In 2020, the Chan Zuckerberg Initiative gave $350 million to the Center for Tech and Civic Life, a left-leaning group that distributed grants to mostly Democrat-dominated precincts, driving up the vote. The Zuckerbergs’ grants, dubbed Zuckerbucks, helped finance drop boxes and expanded mail-in balloting, among other activities.
Although the Alliance for Election Excellence is not specific about what recommendations it will promote, critics such as Snead suspect it will be suggestions that tend to help Democrats, such as expanding mail-in voting.
Other groups in the alliance include the Center for Secure and Modern Elections, a project of the New Venture Fund, itself sponsored by the liberal dark money group Arabella Advisors. Arabella Advisors sponsors several left-leaning organizations, some of which are pop-up organizations that exist for the duration of an election cycle while others spin off to become independent nonprofits.
The alliance’s “training” is a loophole to avoid bans on private funding of election administration in 21 states, Snead said. No one should assume this $80 million project would be less effective than the $400 million Zuckerberg project in 2020, he said.
That funding was skewed heavily toward expanding mail-in voting and providing ballot drop boxes, and critics say this could have amounted to a get-out-the-vote effort that helped Democrats.
“If you assume that 2020 was a learning opportunity at the very least, then certainly they could come back with potentially more effective programs the second go-around,” Snead said.
In addition to the Center for Tech and Civic Life and the Center for Secure and Modern Elections, the alliance includes:
—The Center for Civic Design, an election-administration policy organization that frequently partners with left-of-center organizations.
—The Arabella-sponsored Center for Secure and Modern Elections, which advocates for automatic voter registration.
—The Hasso Plattner Institute of Design at Stanford, part of the university’s school of engineering.
—The Elections Group, a consulting organization that works with election officials and was established in 2020 to respond to the COVID-19 pandemic.
—The Prototyping Systems Lab at University of California, Davis, which focuses on designing technology.
—U.S. Digital Response, which started during the pandemic to help with state and local governments’ digital needs.
The Alliance for Election Excellence is inviting cities, counties, and other local election jurisdictions to apply for training to become “centers for excellence.” Its website says:
As part of the alliance, centers will receive training, mentorship, and resources, and serve as a support system for each other and election departments across the country. … Local election officials are the expert on what their voters need, and the alliance will work with each center to fill in the gaps.

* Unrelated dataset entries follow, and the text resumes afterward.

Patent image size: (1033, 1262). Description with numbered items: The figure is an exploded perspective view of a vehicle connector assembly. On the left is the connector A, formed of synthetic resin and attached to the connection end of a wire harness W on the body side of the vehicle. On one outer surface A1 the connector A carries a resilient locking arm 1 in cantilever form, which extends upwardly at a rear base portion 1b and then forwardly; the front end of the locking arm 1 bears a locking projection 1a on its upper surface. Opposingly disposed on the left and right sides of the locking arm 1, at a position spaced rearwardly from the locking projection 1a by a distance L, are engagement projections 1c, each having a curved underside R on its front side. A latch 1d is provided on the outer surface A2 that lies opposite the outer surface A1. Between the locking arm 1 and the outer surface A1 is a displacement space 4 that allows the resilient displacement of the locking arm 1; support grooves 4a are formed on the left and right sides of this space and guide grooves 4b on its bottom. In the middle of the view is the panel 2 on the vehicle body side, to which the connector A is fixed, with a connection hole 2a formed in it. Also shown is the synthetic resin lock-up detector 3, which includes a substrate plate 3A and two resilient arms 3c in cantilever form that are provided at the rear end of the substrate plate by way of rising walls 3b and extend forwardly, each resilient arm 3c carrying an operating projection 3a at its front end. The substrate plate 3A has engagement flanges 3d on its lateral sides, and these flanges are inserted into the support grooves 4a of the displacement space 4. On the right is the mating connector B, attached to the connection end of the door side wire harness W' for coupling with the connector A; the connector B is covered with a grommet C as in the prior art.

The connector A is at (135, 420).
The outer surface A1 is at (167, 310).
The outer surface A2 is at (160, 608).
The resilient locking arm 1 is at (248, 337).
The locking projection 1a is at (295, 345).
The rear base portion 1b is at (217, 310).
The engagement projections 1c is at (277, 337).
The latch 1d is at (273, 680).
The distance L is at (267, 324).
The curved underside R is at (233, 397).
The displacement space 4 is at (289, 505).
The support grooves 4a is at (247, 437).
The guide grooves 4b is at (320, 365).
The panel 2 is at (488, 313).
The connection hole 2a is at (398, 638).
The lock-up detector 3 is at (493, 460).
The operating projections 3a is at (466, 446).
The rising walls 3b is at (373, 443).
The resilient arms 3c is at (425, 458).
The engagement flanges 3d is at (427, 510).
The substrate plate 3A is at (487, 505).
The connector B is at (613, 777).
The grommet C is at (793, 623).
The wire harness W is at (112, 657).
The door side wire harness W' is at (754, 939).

This could look like redesigning a form so it’s more likely a voter will successfully complete it or updating an election website so it is mobile-friendly and answers voters’ top questions.
Given the political ties of the organizations running the alliance, Heritage’s von Spakovsky said, he is skeptical that the organization is trying to train election officials in best practices.
“‘Best practices’ is a thin disguise necessary for doing what these organizations wanted to see done under the HR 1 federal bill, which was legislation that would have made fair and honest elections nearly impossible in the future,” von Spakovsky said.
The former Federal Election Commission member was referring to HR 1, dubbed the “For the People Act,” legislation from congressional Democrats that passed the House last year but died in the Senate.
The bill would have nationalized local or state election procedures by banning voter ID laws in most states, expanding the controversial practice of ballot harvesting, and mandating that every state allow Election Day voter registration.